Julia Deck became an overnight literary sensation when Viviane was published in France in 2012. Viviane is one of very few debut novels to come out of the major French publishing house Les Editions de Minuit in a generation. Critics have praised the murder mystery for its gripping plot and compelling psychological insight.
Deck is a freelance editor for various publications, including Livres Hebdo, a weekly trade magazine for the publishing industry. Previously, she worked as a copywriter for an advertising agency and as a publishing reader of foreign literature in Paris and New York. She has a degree in liberal arts from the Sorbonne, as well as a degree in journalism.

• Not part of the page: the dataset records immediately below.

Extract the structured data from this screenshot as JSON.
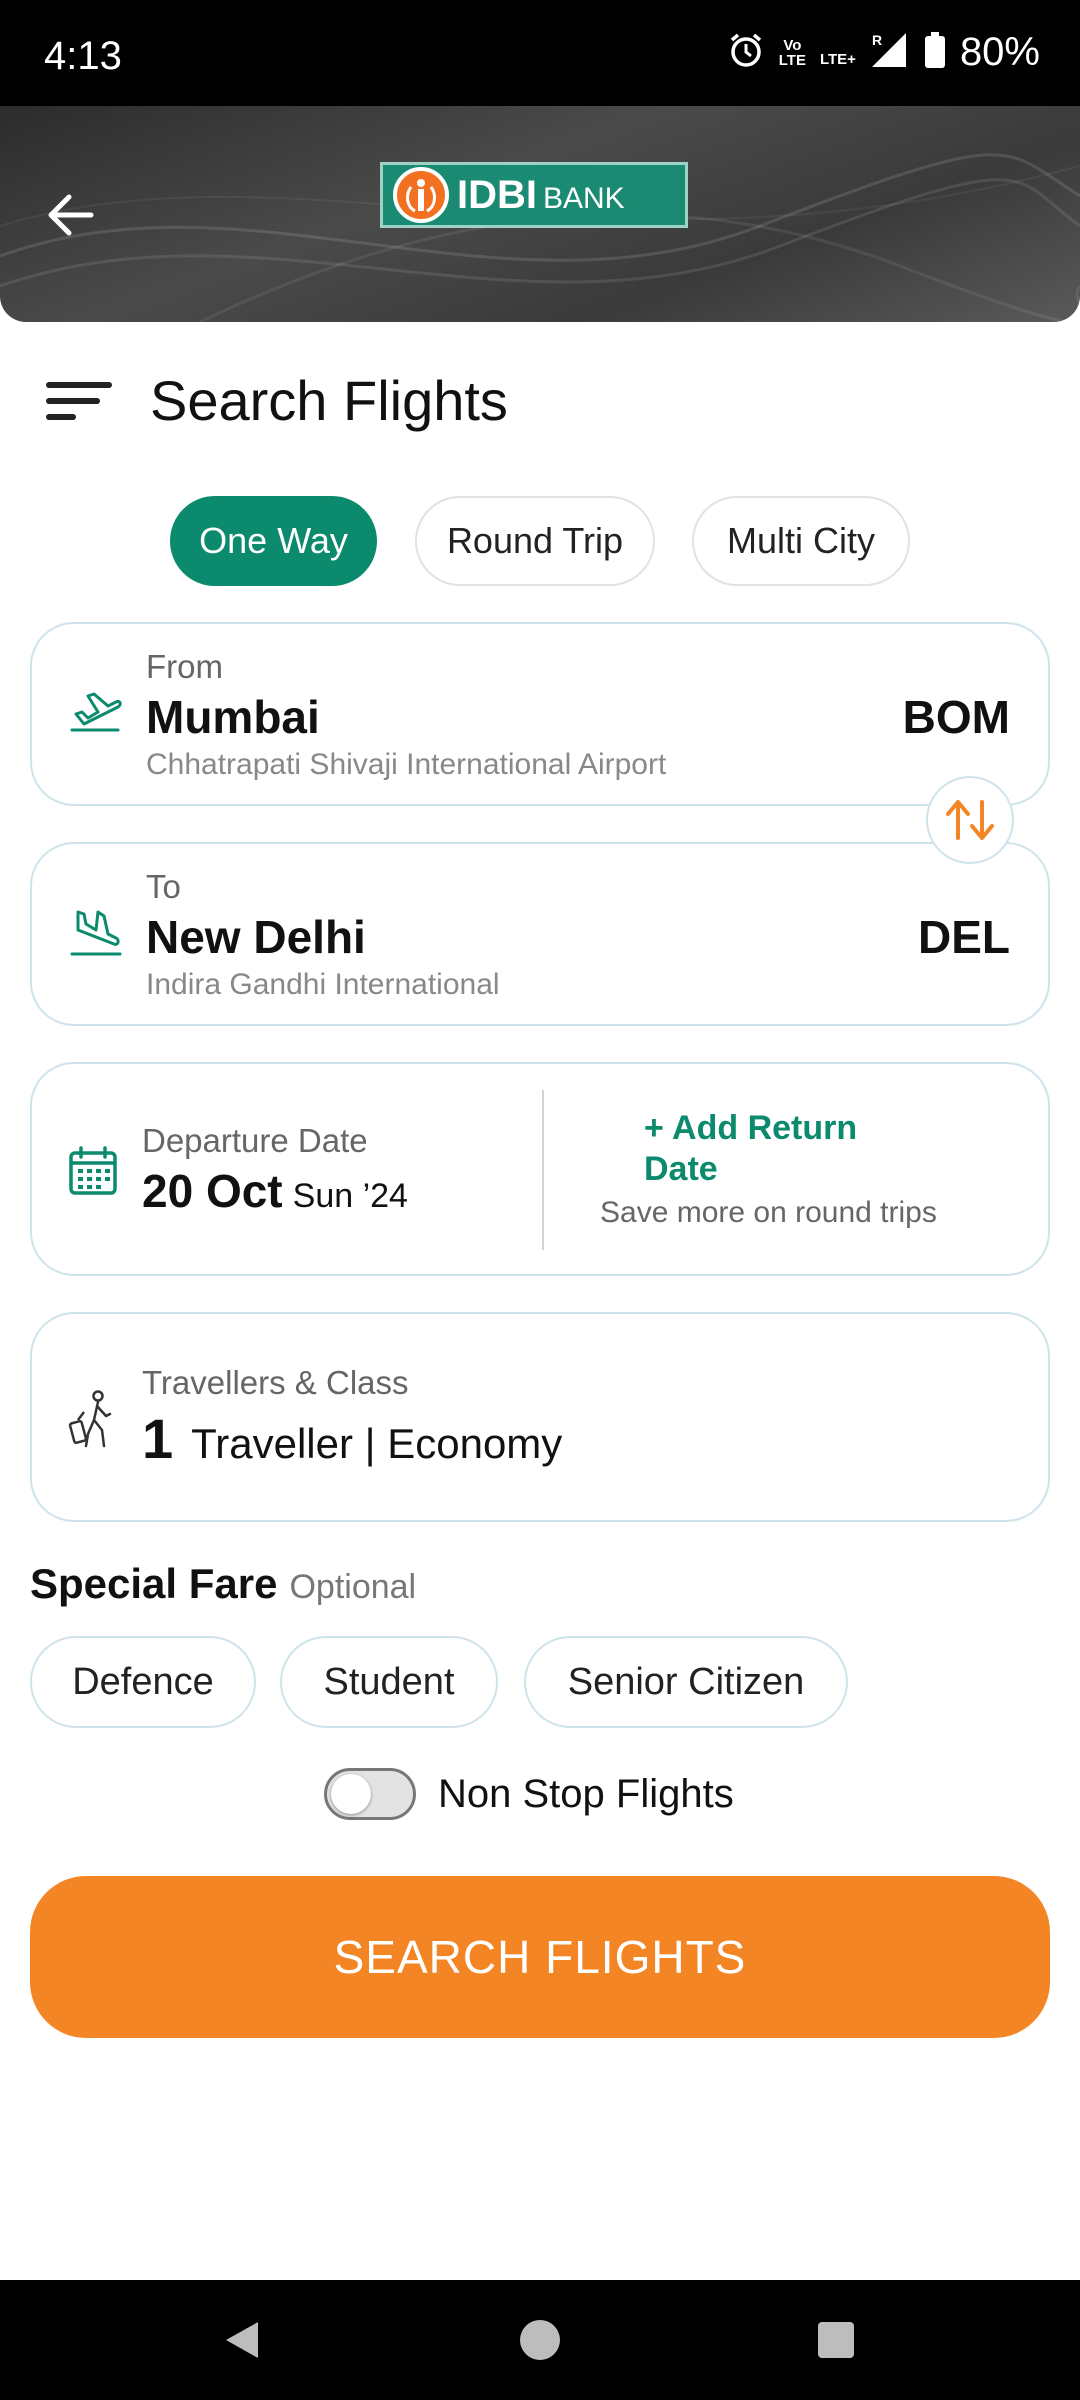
{
  "status_bar": {
    "time": "4:13",
    "volte": "Vo LTE",
    "lte": "LTE+",
    "roaming": "R",
    "battery": "80%"
  },
  "header": {
    "bank_name": "IDBI",
    "bank_suffix": "BANK",
    "brand_colors": {
      "logo_bg": "#1b8a72",
      "logo_accent": "#f37021"
    }
  },
  "page": {
    "title": "Search Flights"
  },
  "trip_types": {
    "one_way": "One Way",
    "round_trip": "Round Trip",
    "multi_city": "Multi City",
    "selected": "One Way"
  },
  "from": {
    "label": "From",
    "city": "Mumbai",
    "airport": "Chhatrapati Shivaji International Airport",
    "code": "BOM"
  },
  "to": {
    "label": "To",
    "city": "New Delhi",
    "airport": "Indira Gandhi International",
    "code": "DEL"
  },
  "dates": {
    "departure_label": "Departure Date",
    "departure_date": "20 Oct",
    "departure_day": "Sun ’24",
    "add_return": "+ Add Return Date",
    "return_hint": "Save more on round trips"
  },
  "travellers": {
    "label": "Travellers & Class",
    "count": "1",
    "summary": "Traveller | Economy"
  },
  "special_fare": {
    "title": "Special Fare",
    "optional": "Optional",
    "options": [
      "Defence",
      "Student",
      "Senior Citizen"
    ]
  },
  "non_stop": {
    "label": "Non Stop Flights",
    "enabled": false
  },
  "search_button": "SEARCH FLIGHTS",
  "colors": {
    "accent_green": "#0b8a6d",
    "accent_orange": "#f48524"
  }
}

Viviane (published originally as Viviane Elisabeth Fauville in French), The New Press, March 2014, translated by Linda Coverdale
MORE ABOUT DECK'S BOOKS
Translated by Linda Coverdale
The New Press, 2014
(French Voices Grant, 2014)
The eponymous character is a woman who, in her middle age, has been left by her husband and is beginning to feel obsolete in her communications job. At the beginning of the book, we learn she has recently stabbed her psychoanalyst to death. In the following days, Viviane stalks her psychoanalyst's closest friends and is interrogated by the police, who begin to suspect her more and more.

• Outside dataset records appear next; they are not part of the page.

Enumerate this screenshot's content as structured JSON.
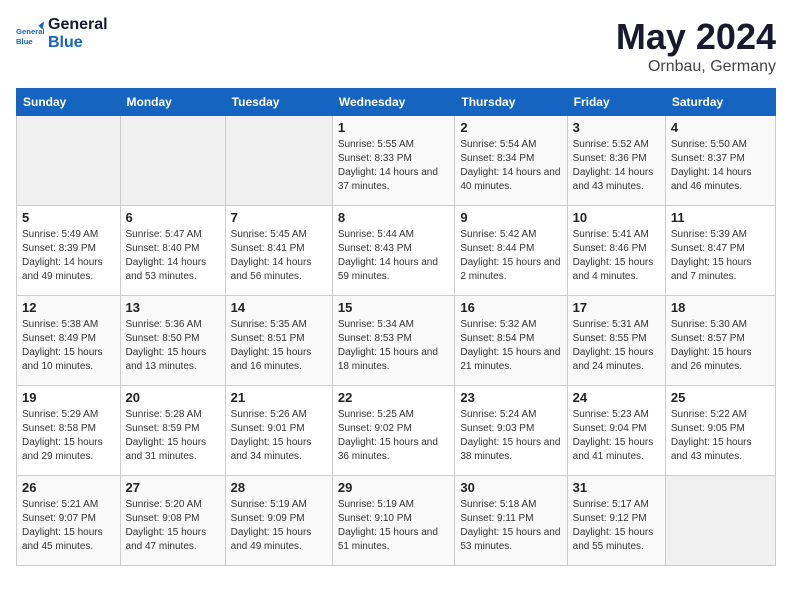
{
  "logo": {
    "line1": "General",
    "line2": "Blue"
  },
  "title": "May 2024",
  "subtitle": "Ornbau, Germany",
  "days_header": [
    "Sunday",
    "Monday",
    "Tuesday",
    "Wednesday",
    "Thursday",
    "Friday",
    "Saturday"
  ],
  "weeks": [
    [
      {
        "day": "",
        "info": ""
      },
      {
        "day": "",
        "info": ""
      },
      {
        "day": "",
        "info": ""
      },
      {
        "day": "1",
        "info": "Sunrise: 5:55 AM\nSunset: 8:33 PM\nDaylight: 14 hours\nand 37 minutes."
      },
      {
        "day": "2",
        "info": "Sunrise: 5:54 AM\nSunset: 8:34 PM\nDaylight: 14 hours\nand 40 minutes."
      },
      {
        "day": "3",
        "info": "Sunrise: 5:52 AM\nSunset: 8:36 PM\nDaylight: 14 hours\nand 43 minutes."
      },
      {
        "day": "4",
        "info": "Sunrise: 5:50 AM\nSunset: 8:37 PM\nDaylight: 14 hours\nand 46 minutes."
      }
    ],
    [
      {
        "day": "5",
        "info": "Sunrise: 5:49 AM\nSunset: 8:39 PM\nDaylight: 14 hours\nand 49 minutes."
      },
      {
        "day": "6",
        "info": "Sunrise: 5:47 AM\nSunset: 8:40 PM\nDaylight: 14 hours\nand 53 minutes."
      },
      {
        "day": "7",
        "info": "Sunrise: 5:45 AM\nSunset: 8:41 PM\nDaylight: 14 hours\nand 56 minutes."
      },
      {
        "day": "8",
        "info": "Sunrise: 5:44 AM\nSunset: 8:43 PM\nDaylight: 14 hours\nand 59 minutes."
      },
      {
        "day": "9",
        "info": "Sunrise: 5:42 AM\nSunset: 8:44 PM\nDaylight: 15 hours\nand 2 minutes."
      },
      {
        "day": "10",
        "info": "Sunrise: 5:41 AM\nSunset: 8:46 PM\nDaylight: 15 hours\nand 4 minutes."
      },
      {
        "day": "11",
        "info": "Sunrise: 5:39 AM\nSunset: 8:47 PM\nDaylight: 15 hours\nand 7 minutes."
      }
    ],
    [
      {
        "day": "12",
        "info": "Sunrise: 5:38 AM\nSunset: 8:49 PM\nDaylight: 15 hours\nand 10 minutes."
      },
      {
        "day": "13",
        "info": "Sunrise: 5:36 AM\nSunset: 8:50 PM\nDaylight: 15 hours\nand 13 minutes."
      },
      {
        "day": "14",
        "info": "Sunrise: 5:35 AM\nSunset: 8:51 PM\nDaylight: 15 hours\nand 16 minutes."
      },
      {
        "day": "15",
        "info": "Sunrise: 5:34 AM\nSunset: 8:53 PM\nDaylight: 15 hours\nand 18 minutes."
      },
      {
        "day": "16",
        "info": "Sunrise: 5:32 AM\nSunset: 8:54 PM\nDaylight: 15 hours\nand 21 minutes."
      },
      {
        "day": "17",
        "info": "Sunrise: 5:31 AM\nSunset: 8:55 PM\nDaylight: 15 hours\nand 24 minutes."
      },
      {
        "day": "18",
        "info": "Sunrise: 5:30 AM\nSunset: 8:57 PM\nDaylight: 15 hours\nand 26 minutes."
      }
    ],
    [
      {
        "day": "19",
        "info": "Sunrise: 5:29 AM\nSunset: 8:58 PM\nDaylight: 15 hours\nand 29 minutes."
      },
      {
        "day": "20",
        "info": "Sunrise: 5:28 AM\nSunset: 8:59 PM\nDaylight: 15 hours\nand 31 minutes."
      },
      {
        "day": "21",
        "info": "Sunrise: 5:26 AM\nSunset: 9:01 PM\nDaylight: 15 hours\nand 34 minutes."
      },
      {
        "day": "22",
        "info": "Sunrise: 5:25 AM\nSunset: 9:02 PM\nDaylight: 15 hours\nand 36 minutes."
      },
      {
        "day": "23",
        "info": "Sunrise: 5:24 AM\nSunset: 9:03 PM\nDaylight: 15 hours\nand 38 minutes."
      },
      {
        "day": "24",
        "info": "Sunrise: 5:23 AM\nSunset: 9:04 PM\nDaylight: 15 hours\nand 41 minutes."
      },
      {
        "day": "25",
        "info": "Sunrise: 5:22 AM\nSunset: 9:05 PM\nDaylight: 15 hours\nand 43 minutes."
      }
    ],
    [
      {
        "day": "26",
        "info": "Sunrise: 5:21 AM\nSunset: 9:07 PM\nDaylight: 15 hours\nand 45 minutes."
      },
      {
        "day": "27",
        "info": "Sunrise: 5:20 AM\nSunset: 9:08 PM\nDaylight: 15 hours\nand 47 minutes."
      },
      {
        "day": "28",
        "info": "Sunrise: 5:19 AM\nSunset: 9:09 PM\nDaylight: 15 hours\nand 49 minutes."
      },
      {
        "day": "29",
        "info": "Sunrise: 5:19 AM\nSunset: 9:10 PM\nDaylight: 15 hours\nand 51 minutes."
      },
      {
        "day": "30",
        "info": "Sunrise: 5:18 AM\nSunset: 9:11 PM\nDaylight: 15 hours\nand 53 minutes."
      },
      {
        "day": "31",
        "info": "Sunrise: 5:17 AM\nSunset: 9:12 PM\nDaylight: 15 hours\nand 55 minutes."
      },
      {
        "day": "",
        "info": ""
      }
    ]
  ]
}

Viviane was nominated for the Prix Femina, the Prix France Inter, and the Prix du Premier Roman for a first novel.
Le Triangle d'Hiver
Les Editions de Minuit, 2014
In Deck's second novel, an ambitious young woman who is struggling with debt moves to another town under a new identity. Posing as novelist Bérénice Beaurivage, she falls in love with a very attractive engineer. As the young woman struggles to maintain the illusion of her alter ego, she is threatened by her rival, the journalist Blandine Lenoir, who is determined to expose her.
Le Triangle d'Hiver was nominated for the Prix du Roman Fnac.